= Pho Hak =

Subdistrict of Ratchaburi province, Thailand

Pho Hak (โพหัก, /th/) is a tambon (subdistrict) of Bang Phae district, Ratchaburi province, western Thailand.

==History==

Pho Hak (literally "broken bodhi tree") has a lot of land still retains its past and rural character. It was used as a filming location for Plae Kao, a 1977 rural love tragedy film.

==Geography==
Pho Hak is a plain that is flooded all year round because of the influence of sea water pushing into the Mae Klong mouth and Khlong Damnoen Saduak canal. Therefore, it is suitable for farming and agriculture.

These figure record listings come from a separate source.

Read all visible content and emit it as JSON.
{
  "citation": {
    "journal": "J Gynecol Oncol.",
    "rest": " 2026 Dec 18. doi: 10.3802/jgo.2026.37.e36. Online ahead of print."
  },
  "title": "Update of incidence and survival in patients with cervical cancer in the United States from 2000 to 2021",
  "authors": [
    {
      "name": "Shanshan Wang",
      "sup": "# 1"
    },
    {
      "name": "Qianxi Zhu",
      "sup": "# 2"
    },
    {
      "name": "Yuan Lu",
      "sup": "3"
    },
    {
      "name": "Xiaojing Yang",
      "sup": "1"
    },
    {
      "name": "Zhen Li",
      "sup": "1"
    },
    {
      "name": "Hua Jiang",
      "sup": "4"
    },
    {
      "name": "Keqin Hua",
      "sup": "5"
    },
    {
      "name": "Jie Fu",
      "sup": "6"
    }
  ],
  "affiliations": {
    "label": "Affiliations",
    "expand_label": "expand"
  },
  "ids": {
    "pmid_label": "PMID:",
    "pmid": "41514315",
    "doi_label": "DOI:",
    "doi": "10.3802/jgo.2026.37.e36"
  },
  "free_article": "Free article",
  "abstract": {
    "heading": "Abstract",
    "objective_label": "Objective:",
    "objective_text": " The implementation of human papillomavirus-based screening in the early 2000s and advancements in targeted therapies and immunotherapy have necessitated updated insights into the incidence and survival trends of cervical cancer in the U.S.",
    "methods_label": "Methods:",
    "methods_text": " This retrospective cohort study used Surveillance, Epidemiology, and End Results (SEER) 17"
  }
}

There are no mountains and forests, with a total area of approximately 22,484 rais (33.155 km^{2}).

The condition of the soil is clay and sandy soil.

It is approximately 46 km from Bangkok by car, 38 km from Ratchaburi town and 14 km from Bang Phae District Office.

The main water resource is Khlong Pho Hak canal that flows through the area.

Neighbouring subdistricts are (from the north clockwise), Don Kha and Don Yai in its district, Nong Song Hong in Ban Phaeo district, Samut Sakhon province and Talat Chinda in Sam Phran district, Nakhon Pathom province, Bua Ngam and Don Khlang in Damnoen Saduak district, Hua Pho in its district and Don Khlang in Damnoen Saduak district, respectively.

==Administration==
All areas are administered by Pho Hak Subdistrict Municipality.

It can also be divided into 11 mubans (village).

==Economy==

At present, Pho Hak is the place with the most giant river prawn farms in Thailand.